To the OP, deep calf pain is one I would not ignore. Throw a clot and you could die. Or worse.
That’s not good enough. If a basic function of normal life is giving you pains, there is something wrong. If your doctor treats you as unsympathetically as you describe, change your doctor.
Got that one scheduled already - I made the appointment after my initial consult last year when the little scalp spot first appeared.
And in the grand scheme of things, a colonoscopy really isn’t that big a deal. It’s not like it’s a weekly ordeal - 10 years apart (barring problems) is hardly worth worrying about. Yeah, drinking the “cleaning liquid” is not much fun, but the actual procedure, at least when I’ve had it done, is performed when you’re out. They hook you up to a sleepy IV, and when you wake up, it’s over.
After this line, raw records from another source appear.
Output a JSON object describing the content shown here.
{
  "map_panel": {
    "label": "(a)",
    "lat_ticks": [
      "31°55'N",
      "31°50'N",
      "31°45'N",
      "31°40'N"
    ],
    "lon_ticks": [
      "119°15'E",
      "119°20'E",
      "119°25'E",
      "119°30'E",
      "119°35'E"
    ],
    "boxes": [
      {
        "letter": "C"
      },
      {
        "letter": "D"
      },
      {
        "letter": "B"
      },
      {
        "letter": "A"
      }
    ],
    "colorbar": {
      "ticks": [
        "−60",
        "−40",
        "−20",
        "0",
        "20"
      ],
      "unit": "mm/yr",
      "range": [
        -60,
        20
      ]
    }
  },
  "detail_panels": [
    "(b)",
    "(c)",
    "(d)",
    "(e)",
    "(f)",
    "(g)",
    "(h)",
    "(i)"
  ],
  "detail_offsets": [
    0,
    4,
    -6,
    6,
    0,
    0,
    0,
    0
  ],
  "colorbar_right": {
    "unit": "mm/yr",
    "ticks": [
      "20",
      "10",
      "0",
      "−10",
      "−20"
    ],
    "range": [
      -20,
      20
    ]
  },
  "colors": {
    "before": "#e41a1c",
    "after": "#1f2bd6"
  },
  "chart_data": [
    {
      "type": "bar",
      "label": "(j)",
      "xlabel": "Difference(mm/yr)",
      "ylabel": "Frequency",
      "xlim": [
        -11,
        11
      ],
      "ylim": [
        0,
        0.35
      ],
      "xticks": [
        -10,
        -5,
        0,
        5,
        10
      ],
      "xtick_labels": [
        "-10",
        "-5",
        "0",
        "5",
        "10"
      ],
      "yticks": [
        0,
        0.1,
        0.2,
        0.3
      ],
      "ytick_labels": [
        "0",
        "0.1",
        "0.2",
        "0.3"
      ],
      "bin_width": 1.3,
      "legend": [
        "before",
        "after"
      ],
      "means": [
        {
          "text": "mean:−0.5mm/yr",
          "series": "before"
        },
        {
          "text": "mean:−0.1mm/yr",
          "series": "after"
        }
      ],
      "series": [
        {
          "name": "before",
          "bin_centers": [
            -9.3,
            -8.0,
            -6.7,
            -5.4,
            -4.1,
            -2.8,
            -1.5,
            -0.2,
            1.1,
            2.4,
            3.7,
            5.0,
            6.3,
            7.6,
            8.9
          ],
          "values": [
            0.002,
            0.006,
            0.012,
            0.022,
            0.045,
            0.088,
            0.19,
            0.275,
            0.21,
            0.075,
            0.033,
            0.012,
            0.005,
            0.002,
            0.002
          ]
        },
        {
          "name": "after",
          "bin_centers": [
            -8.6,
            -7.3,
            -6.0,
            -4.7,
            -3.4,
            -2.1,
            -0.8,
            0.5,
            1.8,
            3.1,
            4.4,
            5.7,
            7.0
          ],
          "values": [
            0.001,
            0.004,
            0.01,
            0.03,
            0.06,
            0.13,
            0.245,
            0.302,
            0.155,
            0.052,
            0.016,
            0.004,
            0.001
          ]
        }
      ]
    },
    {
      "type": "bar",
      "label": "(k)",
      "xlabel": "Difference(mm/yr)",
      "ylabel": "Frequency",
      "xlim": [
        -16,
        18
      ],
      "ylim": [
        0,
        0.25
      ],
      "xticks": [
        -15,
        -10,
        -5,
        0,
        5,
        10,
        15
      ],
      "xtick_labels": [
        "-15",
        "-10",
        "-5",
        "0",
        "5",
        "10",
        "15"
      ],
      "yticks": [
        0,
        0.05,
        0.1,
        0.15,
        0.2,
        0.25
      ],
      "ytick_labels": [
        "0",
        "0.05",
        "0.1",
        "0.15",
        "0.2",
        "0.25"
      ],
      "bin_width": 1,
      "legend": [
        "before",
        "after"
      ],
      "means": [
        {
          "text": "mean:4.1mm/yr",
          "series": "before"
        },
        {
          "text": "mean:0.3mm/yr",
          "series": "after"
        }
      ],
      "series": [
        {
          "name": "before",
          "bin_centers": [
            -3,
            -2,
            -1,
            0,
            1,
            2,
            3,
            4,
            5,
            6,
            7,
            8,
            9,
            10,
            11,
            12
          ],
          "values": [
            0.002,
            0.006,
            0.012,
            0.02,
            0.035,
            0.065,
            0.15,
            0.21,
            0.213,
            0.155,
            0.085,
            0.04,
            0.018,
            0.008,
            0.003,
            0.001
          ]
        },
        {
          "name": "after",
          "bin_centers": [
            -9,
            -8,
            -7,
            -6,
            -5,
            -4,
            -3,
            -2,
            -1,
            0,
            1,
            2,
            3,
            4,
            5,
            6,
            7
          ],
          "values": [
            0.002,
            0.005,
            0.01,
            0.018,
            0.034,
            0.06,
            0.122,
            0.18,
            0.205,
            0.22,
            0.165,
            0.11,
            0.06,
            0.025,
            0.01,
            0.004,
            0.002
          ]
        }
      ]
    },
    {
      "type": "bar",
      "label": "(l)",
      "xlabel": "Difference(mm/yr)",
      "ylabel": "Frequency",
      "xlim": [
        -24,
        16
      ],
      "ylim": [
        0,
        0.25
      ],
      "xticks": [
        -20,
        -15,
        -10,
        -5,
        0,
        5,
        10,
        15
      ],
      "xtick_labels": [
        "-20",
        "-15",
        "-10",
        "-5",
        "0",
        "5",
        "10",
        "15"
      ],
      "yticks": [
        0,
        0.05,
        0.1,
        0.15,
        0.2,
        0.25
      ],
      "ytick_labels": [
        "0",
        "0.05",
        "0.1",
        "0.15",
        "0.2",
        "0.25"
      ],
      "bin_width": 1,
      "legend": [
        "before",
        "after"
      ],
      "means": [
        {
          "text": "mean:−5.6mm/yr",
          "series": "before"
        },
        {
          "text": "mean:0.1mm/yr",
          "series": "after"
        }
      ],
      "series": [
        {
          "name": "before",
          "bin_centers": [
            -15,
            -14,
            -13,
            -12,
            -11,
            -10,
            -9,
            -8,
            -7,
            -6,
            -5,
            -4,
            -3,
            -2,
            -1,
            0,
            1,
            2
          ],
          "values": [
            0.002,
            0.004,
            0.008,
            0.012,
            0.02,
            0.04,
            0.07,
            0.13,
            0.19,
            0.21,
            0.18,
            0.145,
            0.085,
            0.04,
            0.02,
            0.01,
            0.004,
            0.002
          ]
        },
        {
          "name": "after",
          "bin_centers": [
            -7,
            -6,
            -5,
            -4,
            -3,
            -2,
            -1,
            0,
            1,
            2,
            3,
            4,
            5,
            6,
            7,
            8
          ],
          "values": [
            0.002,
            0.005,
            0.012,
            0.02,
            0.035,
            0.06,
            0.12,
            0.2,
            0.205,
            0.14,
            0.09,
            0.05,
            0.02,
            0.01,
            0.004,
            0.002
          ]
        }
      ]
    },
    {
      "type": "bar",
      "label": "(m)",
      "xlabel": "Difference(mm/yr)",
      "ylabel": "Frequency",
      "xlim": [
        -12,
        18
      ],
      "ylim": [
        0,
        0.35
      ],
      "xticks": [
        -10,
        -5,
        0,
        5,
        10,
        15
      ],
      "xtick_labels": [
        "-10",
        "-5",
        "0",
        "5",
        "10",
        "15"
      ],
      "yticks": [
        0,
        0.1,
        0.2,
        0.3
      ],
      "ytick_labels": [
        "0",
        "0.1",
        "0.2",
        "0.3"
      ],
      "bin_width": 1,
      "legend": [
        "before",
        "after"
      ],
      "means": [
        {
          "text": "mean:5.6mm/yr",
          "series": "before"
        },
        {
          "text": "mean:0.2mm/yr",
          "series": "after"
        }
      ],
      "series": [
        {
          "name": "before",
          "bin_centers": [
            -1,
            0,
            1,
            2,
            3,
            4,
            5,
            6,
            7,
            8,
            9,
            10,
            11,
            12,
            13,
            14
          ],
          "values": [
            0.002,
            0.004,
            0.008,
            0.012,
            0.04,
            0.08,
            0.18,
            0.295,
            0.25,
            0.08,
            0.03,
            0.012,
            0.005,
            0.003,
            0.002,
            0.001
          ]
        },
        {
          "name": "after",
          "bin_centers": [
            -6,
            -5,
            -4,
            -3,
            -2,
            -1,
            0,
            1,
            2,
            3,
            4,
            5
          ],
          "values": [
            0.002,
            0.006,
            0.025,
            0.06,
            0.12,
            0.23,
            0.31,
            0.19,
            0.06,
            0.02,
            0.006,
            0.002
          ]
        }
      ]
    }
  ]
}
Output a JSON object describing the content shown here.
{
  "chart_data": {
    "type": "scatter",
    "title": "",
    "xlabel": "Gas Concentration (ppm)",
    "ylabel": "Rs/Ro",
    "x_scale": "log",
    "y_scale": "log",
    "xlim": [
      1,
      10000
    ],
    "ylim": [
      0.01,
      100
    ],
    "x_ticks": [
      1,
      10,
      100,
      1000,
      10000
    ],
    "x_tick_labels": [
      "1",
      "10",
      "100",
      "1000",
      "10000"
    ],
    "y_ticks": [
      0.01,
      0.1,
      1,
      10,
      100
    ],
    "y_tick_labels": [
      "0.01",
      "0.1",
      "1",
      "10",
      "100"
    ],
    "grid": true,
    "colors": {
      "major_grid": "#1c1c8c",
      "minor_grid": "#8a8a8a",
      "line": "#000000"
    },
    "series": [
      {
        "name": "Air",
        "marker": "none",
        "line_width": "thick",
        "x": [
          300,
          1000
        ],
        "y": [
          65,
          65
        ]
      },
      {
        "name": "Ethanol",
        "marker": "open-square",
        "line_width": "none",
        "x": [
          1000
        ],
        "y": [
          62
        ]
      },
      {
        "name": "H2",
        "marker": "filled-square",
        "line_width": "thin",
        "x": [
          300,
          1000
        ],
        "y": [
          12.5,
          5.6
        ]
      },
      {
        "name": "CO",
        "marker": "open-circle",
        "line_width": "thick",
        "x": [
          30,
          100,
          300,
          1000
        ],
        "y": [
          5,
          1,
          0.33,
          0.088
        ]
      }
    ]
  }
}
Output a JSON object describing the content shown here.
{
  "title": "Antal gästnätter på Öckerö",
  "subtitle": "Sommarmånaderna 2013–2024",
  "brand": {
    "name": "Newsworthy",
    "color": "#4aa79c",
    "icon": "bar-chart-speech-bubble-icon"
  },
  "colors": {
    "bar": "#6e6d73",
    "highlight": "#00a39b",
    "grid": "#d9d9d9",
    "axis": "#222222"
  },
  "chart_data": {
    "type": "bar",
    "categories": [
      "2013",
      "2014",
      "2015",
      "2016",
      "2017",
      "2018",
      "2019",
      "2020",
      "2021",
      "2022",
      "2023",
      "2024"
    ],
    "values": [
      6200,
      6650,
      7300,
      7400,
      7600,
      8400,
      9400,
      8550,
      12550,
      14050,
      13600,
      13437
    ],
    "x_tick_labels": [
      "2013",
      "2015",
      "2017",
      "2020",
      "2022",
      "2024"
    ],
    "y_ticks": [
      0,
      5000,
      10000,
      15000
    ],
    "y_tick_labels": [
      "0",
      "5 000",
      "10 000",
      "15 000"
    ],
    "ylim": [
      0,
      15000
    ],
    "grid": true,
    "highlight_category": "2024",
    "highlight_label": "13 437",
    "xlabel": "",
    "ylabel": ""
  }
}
Getting blood drawn is more of a trial for me - mostly because I have lousy veins, but that’s another story.
A friend with vertigo had the same thing happen. Of course, we teased her for a week about the brain MRI finding nothing.
Then she said that her doctor told her to sit on her bed, and fall back really hard “to push the little bones back into place”. And we laughed harder. We think she was describing this, but the doc may have really told her just what she said.
Yep, just pick one from the awfully short list your insurance will agree to pay.
My son-in-laws father did die from exactly this.